Si nous avons pris acte, c’est que le ministre de la jeunesse et des sports en accord avec la FIFA se sont convenus après plusieurs réunions que la solution de la crise résidait en la réhabilitation de l’ancien bureau. Je prends acte que la FIFA, en accord avec le ministre, ont trouvé une bonne solution à la crise, c’est ce que nous souhaitons depuis. Ceci dit, je ne suis pas impliqué par la dernière lettre et décision de la FIFA et j’estime que, s’il devait avoir passation de service, cela devait être entre l’institution qui nous a délégué le pouvoir ou l’organe désigné par la FIFA. Nous avons remis tous les pouvoirs qui nous avaient été délégués au CNOT. Donc, si nous continuons à collaborer, c’est dans le souci d’apaisement.
Je confirme que la lettre de la FIFA est une simple machination. Je le dis parce que au mois d’août, la FIFA et la CAF ont reconnu le CPG et le CNOT qui nous a mis en place conformément à nos statuts. Entre août et mi-janvier, nous avons eu des correspondances régulières avec la FIFA. Il est donc curieux que ce soit à partir du début de la CAN au 05 février que la FIFA ait changé subitement de position. De toute façon, c’est son droit le plus absolu ; les institutions font aussi des erreurs et si au moins pour ce cas, la FIFA pouvait accepter qu’elle a fait des erreurs, cela contribuerait à ramener la confiance ou du moins calmer les esprits. Nous savons ce qui s’est passé réellement mais nous le gardons par respect à l’institution.

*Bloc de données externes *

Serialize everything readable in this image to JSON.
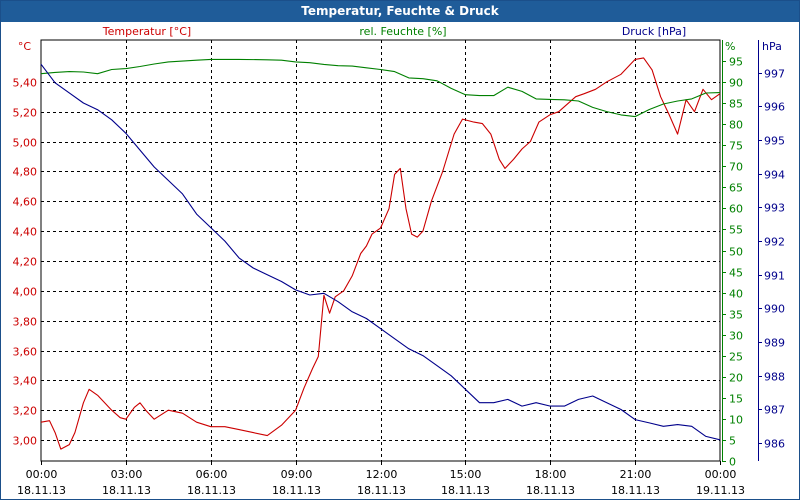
{
  "window": {
    "title": "Temperatur, Feuchte & Druck"
  },
  "chart_data": {
    "type": "line",
    "title": "Temperatur, Feuchte & Druck",
    "x_labels": [
      {
        "time": "00:00",
        "date": "18.11.13"
      },
      {
        "time": "03:00",
        "date": "18.11.13"
      },
      {
        "time": "06:00",
        "date": "18.11.13"
      },
      {
        "time": "09:00",
        "date": "18.11.13"
      },
      {
        "time": "12:00",
        "date": "18.11.13"
      },
      {
        "time": "15:00",
        "date": "18.11.13"
      },
      {
        "time": "18:00",
        "date": "18.11.13"
      },
      {
        "time": "21:00",
        "date": "18.11.13"
      },
      {
        "time": "00:00",
        "date": "19.11.13"
      }
    ],
    "x_range_hours": [
      0,
      24
    ],
    "grid": true,
    "axes": {
      "temperature": {
        "label": "Temperatur [°C]",
        "unit": "°C",
        "color": "#cc0000",
        "range": [
          2.86,
          5.68
        ],
        "ticks": [
          "3,00",
          "3,20",
          "3,40",
          "3,60",
          "3,80",
          "4,00",
          "4,20",
          "4,40",
          "4,60",
          "4,80",
          "5,00",
          "5,20",
          "5,40"
        ]
      },
      "humidity": {
        "label": "rel. Feuchte [%]",
        "unit": "%",
        "color": "#008000",
        "range": [
          0,
          100
        ],
        "ticks": [
          "0",
          "5",
          "10",
          "15",
          "20",
          "25",
          "30",
          "35",
          "40",
          "45",
          "50",
          "55",
          "60",
          "65",
          "70",
          "75",
          "80",
          "85",
          "90",
          "95"
        ]
      },
      "pressure": {
        "label": "Druck [hPa]",
        "unit": "hPa",
        "color": "#00008b",
        "range": [
          985.47,
          997.97
        ],
        "ticks": [
          "986",
          "987",
          "988",
          "989",
          "990",
          "991",
          "992",
          "993",
          "994",
          "995",
          "996",
          "997"
        ]
      }
    },
    "series": [
      {
        "name": "Temperatur [°C]",
        "axis": "temperature",
        "color": "#cc0000",
        "points": [
          [
            0,
            3.12
          ],
          [
            0.3,
            3.13
          ],
          [
            0.5,
            3.05
          ],
          [
            0.7,
            2.94
          ],
          [
            1.0,
            2.97
          ],
          [
            1.2,
            3.05
          ],
          [
            1.5,
            3.25
          ],
          [
            1.7,
            3.34
          ],
          [
            2.0,
            3.3
          ],
          [
            2.5,
            3.2
          ],
          [
            2.8,
            3.15
          ],
          [
            3.0,
            3.14
          ],
          [
            3.3,
            3.22
          ],
          [
            3.5,
            3.25
          ],
          [
            3.7,
            3.2
          ],
          [
            4.0,
            3.14
          ],
          [
            4.5,
            3.2
          ],
          [
            5.0,
            3.18
          ],
          [
            5.5,
            3.12
          ],
          [
            6.0,
            3.09
          ],
          [
            6.5,
            3.09
          ],
          [
            7.0,
            3.07
          ],
          [
            7.5,
            3.05
          ],
          [
            8.0,
            3.03
          ],
          [
            8.5,
            3.1
          ],
          [
            9.0,
            3.2
          ],
          [
            9.3,
            3.35
          ],
          [
            9.6,
            3.48
          ],
          [
            9.8,
            3.56
          ],
          [
            10.0,
            3.97
          ],
          [
            10.2,
            3.85
          ],
          [
            10.4,
            3.96
          ],
          [
            10.7,
            4.0
          ],
          [
            11.0,
            4.1
          ],
          [
            11.3,
            4.25
          ],
          [
            11.5,
            4.3
          ],
          [
            11.7,
            4.38
          ],
          [
            12.0,
            4.42
          ],
          [
            12.3,
            4.55
          ],
          [
            12.5,
            4.78
          ],
          [
            12.7,
            4.82
          ],
          [
            12.9,
            4.55
          ],
          [
            13.1,
            4.38
          ],
          [
            13.3,
            4.36
          ],
          [
            13.5,
            4.4
          ],
          [
            13.8,
            4.6
          ],
          [
            14.2,
            4.8
          ],
          [
            14.6,
            5.05
          ],
          [
            14.9,
            5.15
          ],
          [
            15.3,
            5.13
          ],
          [
            15.6,
            5.12
          ],
          [
            15.9,
            5.05
          ],
          [
            16.2,
            4.88
          ],
          [
            16.4,
            4.82
          ],
          [
            16.7,
            4.88
          ],
          [
            17.0,
            4.95
          ],
          [
            17.3,
            5.0
          ],
          [
            17.6,
            5.13
          ],
          [
            18.0,
            5.18
          ],
          [
            18.3,
            5.2
          ],
          [
            18.6,
            5.25
          ],
          [
            18.9,
            5.3
          ],
          [
            19.2,
            5.32
          ],
          [
            19.6,
            5.35
          ],
          [
            20.0,
            5.4
          ],
          [
            20.5,
            5.45
          ],
          [
            21.0,
            5.55
          ],
          [
            21.3,
            5.56
          ],
          [
            21.6,
            5.48
          ],
          [
            21.9,
            5.3
          ],
          [
            22.2,
            5.18
          ],
          [
            22.5,
            5.05
          ],
          [
            22.8,
            5.28
          ],
          [
            23.1,
            5.2
          ],
          [
            23.4,
            5.35
          ],
          [
            23.7,
            5.28
          ],
          [
            24.0,
            5.32
          ]
        ]
      },
      {
        "name": "rel. Feuchte [%]",
        "axis": "humidity",
        "color": "#008000",
        "points": [
          [
            0,
            92
          ],
          [
            0.5,
            92.3
          ],
          [
            1.0,
            92.5
          ],
          [
            1.5,
            92.4
          ],
          [
            2.0,
            92
          ],
          [
            2.5,
            93
          ],
          [
            3.0,
            93.2
          ],
          [
            3.5,
            93.7
          ],
          [
            4.0,
            94.3
          ],
          [
            4.5,
            94.8
          ],
          [
            5.0,
            95
          ],
          [
            5.5,
            95.2
          ],
          [
            6.0,
            95.4
          ],
          [
            7.0,
            95.4
          ],
          [
            8.0,
            95.3
          ],
          [
            8.5,
            95.2
          ],
          [
            9.0,
            94.8
          ],
          [
            9.5,
            94.6
          ],
          [
            10.0,
            94.2
          ],
          [
            10.5,
            93.9
          ],
          [
            11.0,
            93.8
          ],
          [
            11.5,
            93.4
          ],
          [
            12.0,
            93
          ],
          [
            12.5,
            92.5
          ],
          [
            13.0,
            91
          ],
          [
            13.5,
            90.8
          ],
          [
            14.0,
            90.3
          ],
          [
            14.5,
            88.5
          ],
          [
            15.0,
            87
          ],
          [
            15.5,
            86.8
          ],
          [
            16.0,
            86.8
          ],
          [
            16.5,
            88.8
          ],
          [
            17.0,
            87.8
          ],
          [
            17.5,
            86
          ],
          [
            18.0,
            85.9
          ],
          [
            18.5,
            85.8
          ],
          [
            19.0,
            85.5
          ],
          [
            19.5,
            84
          ],
          [
            20.0,
            83
          ],
          [
            20.5,
            82.2
          ],
          [
            21.0,
            81.8
          ],
          [
            21.5,
            83.5
          ],
          [
            22.0,
            84.8
          ],
          [
            22.5,
            85.5
          ],
          [
            23.0,
            86
          ],
          [
            23.5,
            87.4
          ],
          [
            24.0,
            87.5
          ]
        ]
      },
      {
        "name": "Druck [hPa]",
        "axis": "pressure",
        "color": "#00008b",
        "points": [
          [
            0,
            997.25
          ],
          [
            0.5,
            996.7
          ],
          [
            1.0,
            996.4
          ],
          [
            1.5,
            996.1
          ],
          [
            2.0,
            995.9
          ],
          [
            2.5,
            995.6
          ],
          [
            3.0,
            995.2
          ],
          [
            3.5,
            994.7
          ],
          [
            4.0,
            994.2
          ],
          [
            4.5,
            993.8
          ],
          [
            5.0,
            993.4
          ],
          [
            5.5,
            992.8
          ],
          [
            6.0,
            992.4
          ],
          [
            6.5,
            992.0
          ],
          [
            7.0,
            991.5
          ],
          [
            7.5,
            991.2
          ],
          [
            8.0,
            991.0
          ],
          [
            8.5,
            990.8
          ],
          [
            9.0,
            990.55
          ],
          [
            9.5,
            990.4
          ],
          [
            10.0,
            990.45
          ],
          [
            10.5,
            990.2
          ],
          [
            11.0,
            989.9
          ],
          [
            11.5,
            989.7
          ],
          [
            12.0,
            989.4
          ],
          [
            12.5,
            989.1
          ],
          [
            13.0,
            988.8
          ],
          [
            13.5,
            988.6
          ],
          [
            14.0,
            988.3
          ],
          [
            14.5,
            988.0
          ],
          [
            15.0,
            987.6
          ],
          [
            15.5,
            987.2
          ],
          [
            16.0,
            987.2
          ],
          [
            16.5,
            987.3
          ],
          [
            17.0,
            987.1
          ],
          [
            17.5,
            987.2
          ],
          [
            18.0,
            987.1
          ],
          [
            18.5,
            987.1
          ],
          [
            19.0,
            987.3
          ],
          [
            19.5,
            987.4
          ],
          [
            20.0,
            987.2
          ],
          [
            20.5,
            987.0
          ],
          [
            21.0,
            986.7
          ],
          [
            21.5,
            986.6
          ],
          [
            22.0,
            986.5
          ],
          [
            22.5,
            986.55
          ],
          [
            23.0,
            986.5
          ],
          [
            23.5,
            986.2
          ],
          [
            24.0,
            986.1
          ]
        ]
      }
    ]
  }
}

Ceci dit, pour faire une passation de service, il faut qu’un certain nombre de conditions soient réunies. C’est pourquoi nous avons adressé ce 20 février 2008 une requête au ministre de la jeunesse et des sports après bien sûr des discussions préliminaires et nous attendons la réponse » Et le président du CPG d’ajouter. Si on estime que nous sommes un élément bloquant, la FIFA peut faire recours à une institution sportive de l’Etat pour débloquer la situation ».
Si le chef de l’Etat respecte les injonctions de la «souveraine» FIFA, le ministre Folly qui tient à la neutralisation du CNOT comme condition sine qua non pour le sauvetage du football togolais devrait s’exécuter le plus rapidement possible pour permettre au « messie » AMEYI d’opérer le miracle pour lequel il a conquis la FTF. Il n’est pas normal que l’actualité sportive nationale continue d’être dominée par des querelles de chiffonniers. Place donc à l’essentiel.